De plus, votre article souligne que la Techno Parade « a surtout définitivement tourné le dos à ses revendications libertaires ». Cette affirmation est déplacée, la politisation de la techno a conduit à la gestion par le ministère de l’Intérieur des teknivals depuis 2002. Ces grands rassemblements festifs ont été victimes de la politique sécuritaire du gouvernement Jospin en mai 2002, suite à l’amendement du député UMP Thierry Mariani en 2001. La Loi Sécurité Quotidienne a tué la free party, mais pas Technopol qui a attaqué en Conseil d’État le décret d’application au nom de la liberté d’organisation et de manifestation. Bizarrement, votre journaliste était beaucoup moins sarcastique à ce moment-là pour défendre son idéal libertaire.
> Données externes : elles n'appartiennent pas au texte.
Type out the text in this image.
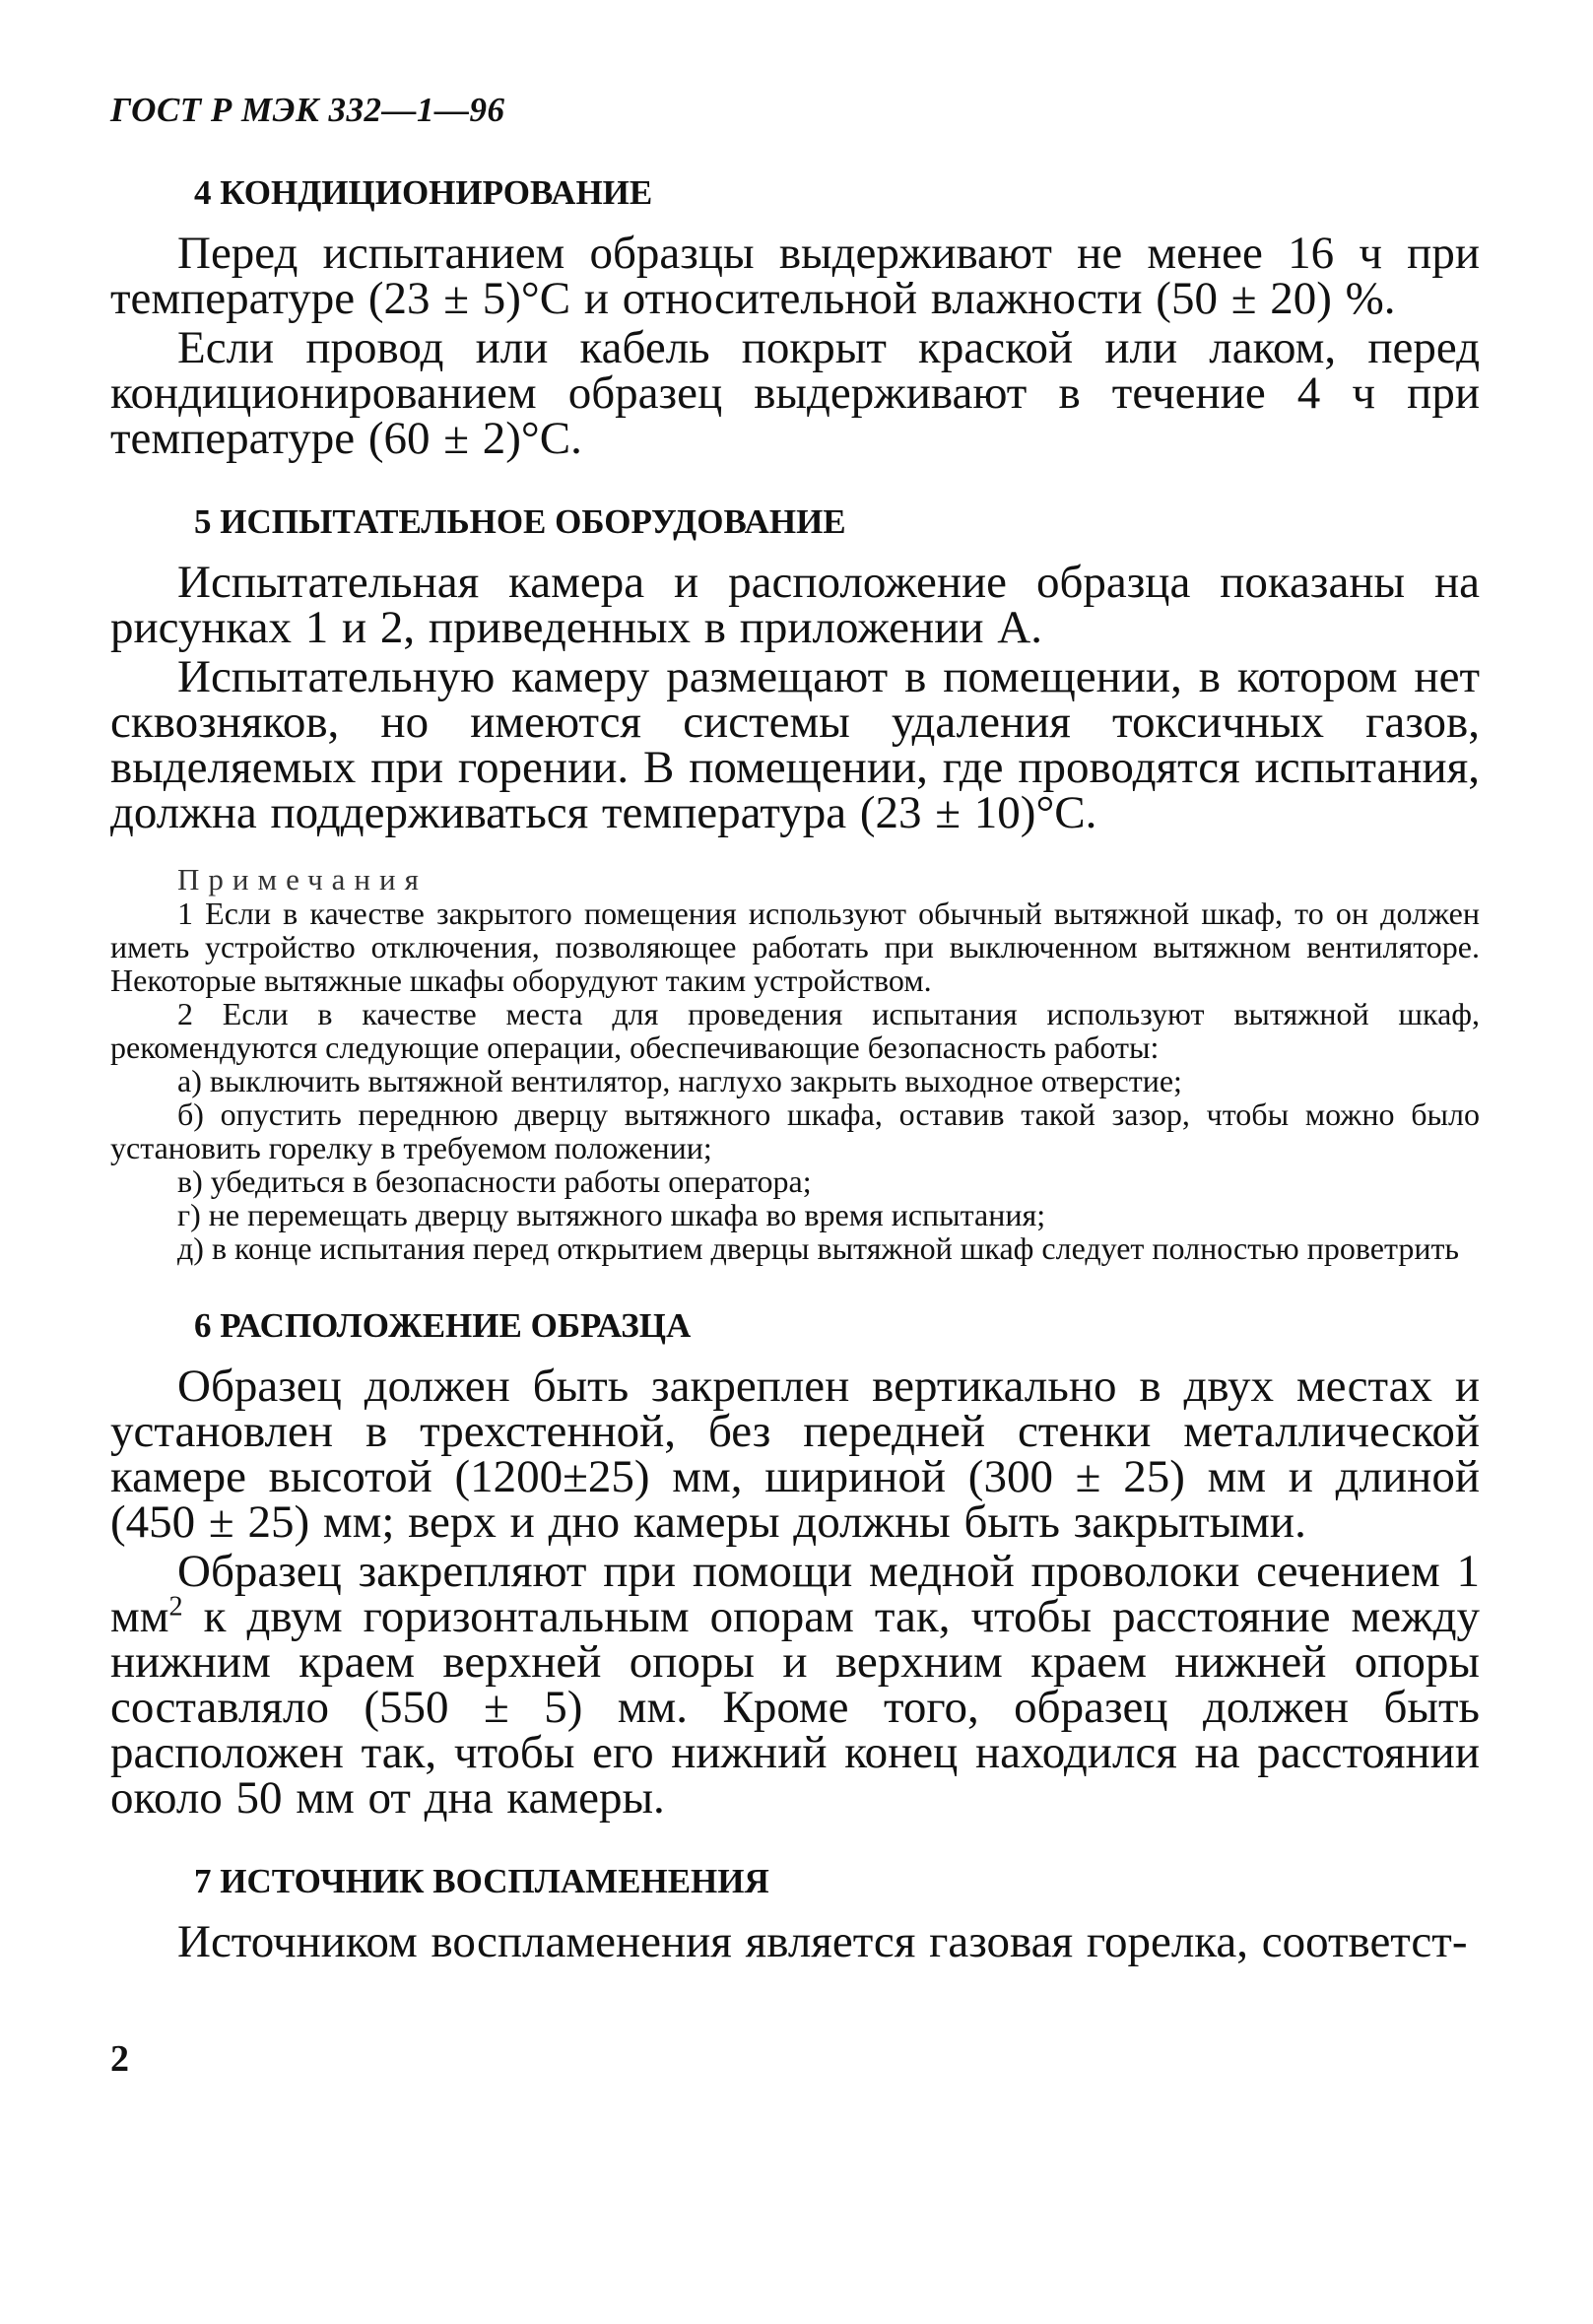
ГОСТ Р МЭК 332—1—96
4 КОНДИЦИОНИРОВАНИЕ

Перед испытанием образцы выдерживают не менее 16 ч при температуре (23 ± 5)°С и относительной влажности (50 ± 20) %.

Если провод или кабель покрыт краской или лаком, перед кондиционированием образец выдерживают в течение 4 ч при температуре (60 ± 2)°С.

5 ИСПЫТАТЕЛЬНОЕ ОБОРУДОВАНИЕ

Испытательная камера и расположение образца показаны на рисунках 1 и 2, приведенных в приложении А.

Испытательную камеру размещают в помещении, в котором нет сквозняков, но имеются системы удаления токсичных газов, выделяемых при горении. В помещении, где проводятся испытания, должна поддерживаться температура (23 ± 10)°С.

Примечания

1 Если в качестве закрытого помещения используют обычный вытяжной шкаф, то он должен иметь устройство отключения, позволяющее работать при выключенном вытяжном вентиляторе. Некоторые вытяжные шкафы оборудуют таким устройством.

2 Если в качестве места для проведения испытания используют вытяжной шкаф, рекомендуются следующие операции, обеспечивающие безопасность работы:

а) выключить вытяжной вентилятор, наглухо закрыть выходное отверстие;

б) опустить переднюю дверцу вытяжного шкафа, оставив такой зазор, чтобы можно было установить горелку в требуемом положении;

в) убедиться в безопасности работы оператора;

г) не перемещать дверцу вытяжного шкафа во время испытания;

д) в конце испытания перед открытием дверцы вытяжной шкаф следует полностью проветрить

6 РАСПОЛОЖЕНИЕ ОБРАЗЦА

Образец должен быть закреплен вертикально в двух местах и установлен в трехстенной, без передней стенки металлической камере высотой (1200±25) мм, шириной (300 ± 25) мм и длиной (450 ± 25) мм; верх и дно камеры должны быть закрытыми.

Образец закрепляют при помощи медной проволоки сечением 1 $мм^2$ к двум горизонтальным опорам так, чтобы расстояние между нижним краем верхней опоры и верхним краем нижней опоры составляло (550 ± 5) мм. Кроме того, образец должен быть расположен так, чтобы его нижний конец находился на расстоянии около 50 мм от дна камеры.

7 ИСТОЧНИК ВОСПЛАМЕНЕНИЯ

Источником воспламенения является газовая горелка, соответст-

2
L’utopie techno a peut-être été guidée de 1995 à 2002 par la théorie d’Hakim Bey portant sur les Zones d’Autonomie Temporaire (les fameuses « TAZ », sic). Lucie Sernin a du mal le lire. Ce ne fut là qu’une béquille idéologique que les technoïdes n’ont pas compris. C’est peut-être là le regret des personnes interrogées, elles regrettent un passé plus engagé qui n’a pas existé.

Alors que Lucie Sernin critique du trottoir où elle ne s’est pas rendu pour mener son enquête, l’association Technopol agit pour la visibilité de la culture électronique (house, techno, hardcore, minimale, break, trance, jungle, electronica…) par une grande fête populaire éco responsable, la seule à ce jour (à quand un 1er Mai eco conçu ?), non commerciale, gratuite, citoyenne et d’une grande mixité sociale.

La journaliste souligne que le but de la Parade a été « atteint ». Faut-il alors disparaître ? D’après les propos rapportés, la Techno Parade ne plait pas à ceux qui conjuguent la techno au passé. Ceux là ne voient pas que la parade permet des négociations sur le terrain pour convaincre des élus ou des préfets à autoriser des manifestations électroniques, qui font encore peur ! La techno n’est pas à l’abri d’un retour en arrière (cf. amendement Mariani).

Votre quotidien rapporte des propos de spectateurs déçus, nostalgiques d’un temps ancien où les technoïdes se prenaient par la main pour lutter contre l’oppression. Comment la journaliste a fait pour trouver des personnes aussi aigries ? L’Humanité n’en est pas à sa première critique sur la techno. Mardi 15 juin 1993, le quotidien titrait déjà « les raves, ces drôles de fêtes » le même jour où Libération célébrait par une rave à la Grande Halle de la Villette ses 20 ans. Un des articles se nommait même « la musique techno a ses rites, ses chefs et ses croix gammées »… Est ce  que Charles Pasqua, alors Ministre de l’Intérieur, avait donné l’idée de l’article à vos anciens collègues ?

L’association Technopol espère que la rédaction de l’Humanité aura la grande humanité de publier ce droit de réponse et vous invite à un débat public pour discuter des différents griefs de votre journaliste avec les adhérents de Technopol.

Le Conseil d’Administration de l’association Technopol, Paris, vendredi 26 septembre 2008.